After another twenty minutes had passed, a long ugly building came into view, the worst-looking motel of all.
“Here,” he said.
“Here?” she asked.
He pointed to the motel’s vacancy sign, swinging in the Atlantic wind. “We’ll be sleeping the night here.”
She swerved into the parking lot. There were ten doors, not including the door of the reception. Only two had cars parked before them.
He was mixed up with things back home, his home, far beyond her experience, and she felt sure his unexplained absences from her aunt and uncle’s weren’t to shack up with other girls. When she’d descended the bus in New Jersey to pick up the vehicle he’d reserved and seen it was a camper, she’d felt a whisper of relief — he’d rented them a mobile hotel room. They climbed onto the thin mattress in the back of the camper, shedding all their clothes, that first night, and she’d decided: it’s just a vacation as he’d said, and she’d twirled the gold-plated ring he’d told her to wear around her finger. Each day, as they’d zigzagged the coastline, she’d permitted herself to fall further into this fantasy.
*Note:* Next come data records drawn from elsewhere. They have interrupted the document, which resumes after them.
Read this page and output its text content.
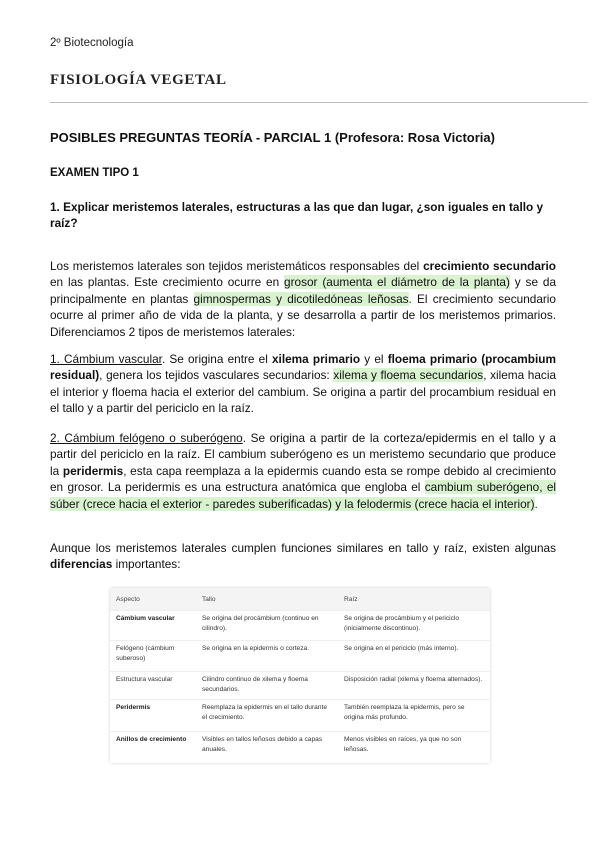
2º Biotecnología
FISIOLOGÍA VEGETAL
POSIBLES PREGUNTAS TEORÍA - PARCIAL 1 (Profesora: Rosa Victoria)
EXAMEN TIPO 1
1. Explicar meristemos laterales, estructuras a las que dan lugar, ¿son iguales en tallo y raíz?
Los meristemos laterales son tejidos meristemáticos responsables del crecimiento secundario en las plantas. Este crecimiento ocurre en grosor (aumenta el diámetro de la planta) y se da principalmente en plantas gimnospermas y dicotiledóneas leñosas. El crecimiento secundario ocurre al primer año de vida de la planta, y se desarrolla a partir de los meristemos primarios. Diferenciamos 2 tipos de meristemos laterales:
1. Cámbium vascular. Se origina entre el xilema primario y el floema primario (procambium residual), genera los tejidos vasculares secundarios: xilema y floema secundarios, xilema hacia el interior y floema hacia el exterior del cambium. Se origina a partir del procambium residual en el tallo y a partir del periciclo en la raíz.
2. Cámbium felógeno o suberógeno. Se origina a partir de la corteza/epidermis en el tallo y a partir del periciclo en la raíz. El cambium suberógeno es un meristemo secundario que produce la peridermis, esta capa reemplaza a la epidermis cuando esta se rompe debido al crecimiento en grosor. La peridermis es una estructura anatómica que engloba el cambium suberógeno, el súber (crece hacia el exterior - paredes suberificadas) y la felodermis (crece hacia el interior).
Aunque los meristemos laterales cumplen funciones similares en tallo y raíz, existen algunas diferencias importantes:
Aspecto	Tallo	Raíz
Cámbium vascular	Se origina del procámbium (continuo en cilindro).	Se origina de procámbium y el periciclo (inicialmente discontinuo).
Felógeno (cámbium suberoso)	Se origina en la epidermis o corteza.	Se origina en el periciclo (más interno).
Estructura vascular	Cilindro continuo de xilema y floema secundarios.	Disposición radial (xilema y floema alternados).
Peridermis	Reemplaza la epidermis en el tallo durante el crecimiento.	También reemplaza la epidermis, pero se origina más profundo.
Anillos de crecimiento	Visibles en tallos leñosos debido a capas anuales.	Menos visibles en raíces, ya que no son leñosas.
Now, though, when he told her to go into the reception and get them a room, she felt no surprise. She tucked her long blond hair up into the scarf he handed her, and put on the tinted glasses he pulled out of the bag at his feet. They smelled of his cigarettes.
“They won’t ask for your ID,” he told her.
The wind had died down. The outer door to the office was open to the warm night, but a locked inner metal guard door kept her from entering. A man with a heavy face and wearing a turban sat behind an old desk, his feet up on a crate, watching a portable TV. The only other light in the room came from a desk lamp. The turbaned man narrowed his eyes and laid one hand on a half-open drawer when she knocked on the door. His eyes squinted into the night at her.